La Commission considère que dans la mesure où, pendant la période intermédiaire, les relations commerciales sont censées se poursuivre conformément aux dispositions et engagements prévus au contrat 2008, l’octroi de ristournes conditionnelles ainsi que la rémunération de services de coopération commerciale doivent être effectués dans le respect des dispositions légales en vigueur.
1) Incertaines par nature, les ristournes conditionnelles ne peuvent alors faire l’objet d’une déduction sur facture que pour autant que l’obligation qui les conditionne ait été exécutée et vérifiée.
Un distributeur imposant à son fournisseur cette déduction sur facture au mépris du respect de cette obligation pourrait se voir opposer plusieurs dispositions de l’article L 442-6 I du code de commerce, en particulier celle visant (alinéa 2) la soumission d’un partenaire commercial à des obligations de nature à créer un déséquilibre significatif entre les parties ou celle (alinéa 4) incriminant l’obtention de conditions manifestement abusives sous une menace de déréférencement brutal.
2) La LME n’a pas supprimé la possibilité de négociation de services de coopération commerciale. Conformément aux dispositions de l’article L 441-3 du code de commerce (qui n’ont pas été affectées par la LME), la rémunération de ces services (portant sur des services détachables de l’opération achat-vente) doit faire l’objet d’une facturation spécifique émanant du distributeur.
Par ailleurs, sur le plan fiscal, l’article 266 du code général des impôts dispose que :
« la base d’imposition à la TVA est constituée, a pour (…) les prestations de services, par toutes les sommes, valeurs, biens ou services reçus ou à recevoir par (…) le prestataire en contrepartie de la (…) prestation ».

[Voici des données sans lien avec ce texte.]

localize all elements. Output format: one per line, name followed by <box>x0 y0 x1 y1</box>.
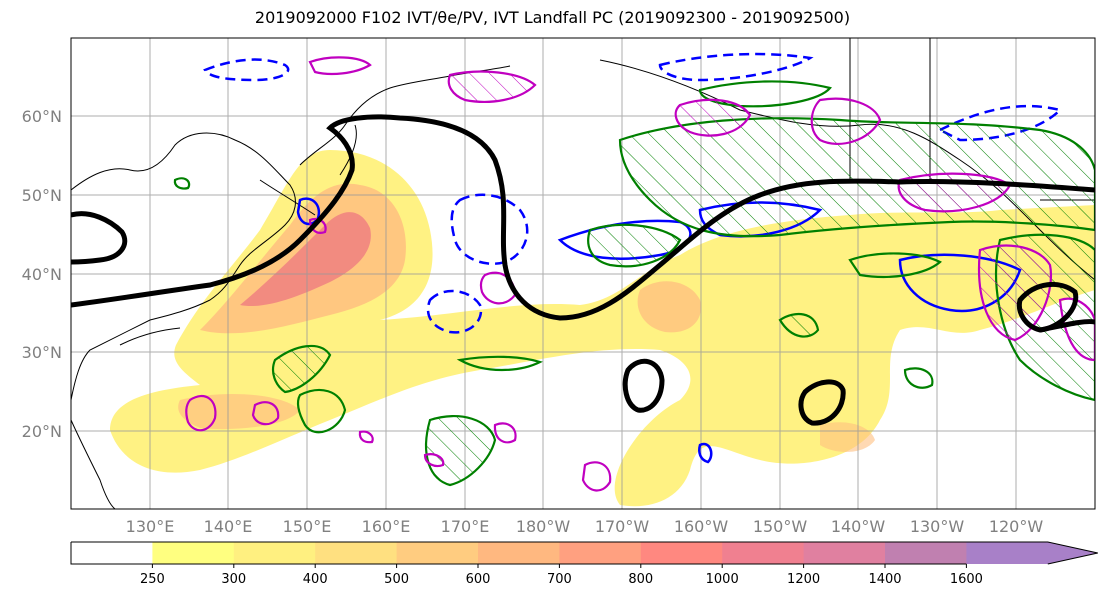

Le distributeur s’exposerait donc à un rappel de TVA pour ne pas avoir facturé sa prestation et le fournisseur pour avoir minoré indûment sa base d’imposition. Si l’administration fiscale vient tirer certaines conclusions de la LME sur les obligations du distributeur qui concourent à la détermination du prix des marchandises qu’il achète, elle rappelle bien que « les services dits de coopération commerciale (…..) ne sont pas concernés par cette évolution ». (Instruction 3 E- 2-08 du 18 / 11 / 2008).
Délibéré et adopté par la Commission d’examen des pratiques commerciales en sa séance plénière du 19 décembre 2008, présidée par M. Jean-Paul Charié.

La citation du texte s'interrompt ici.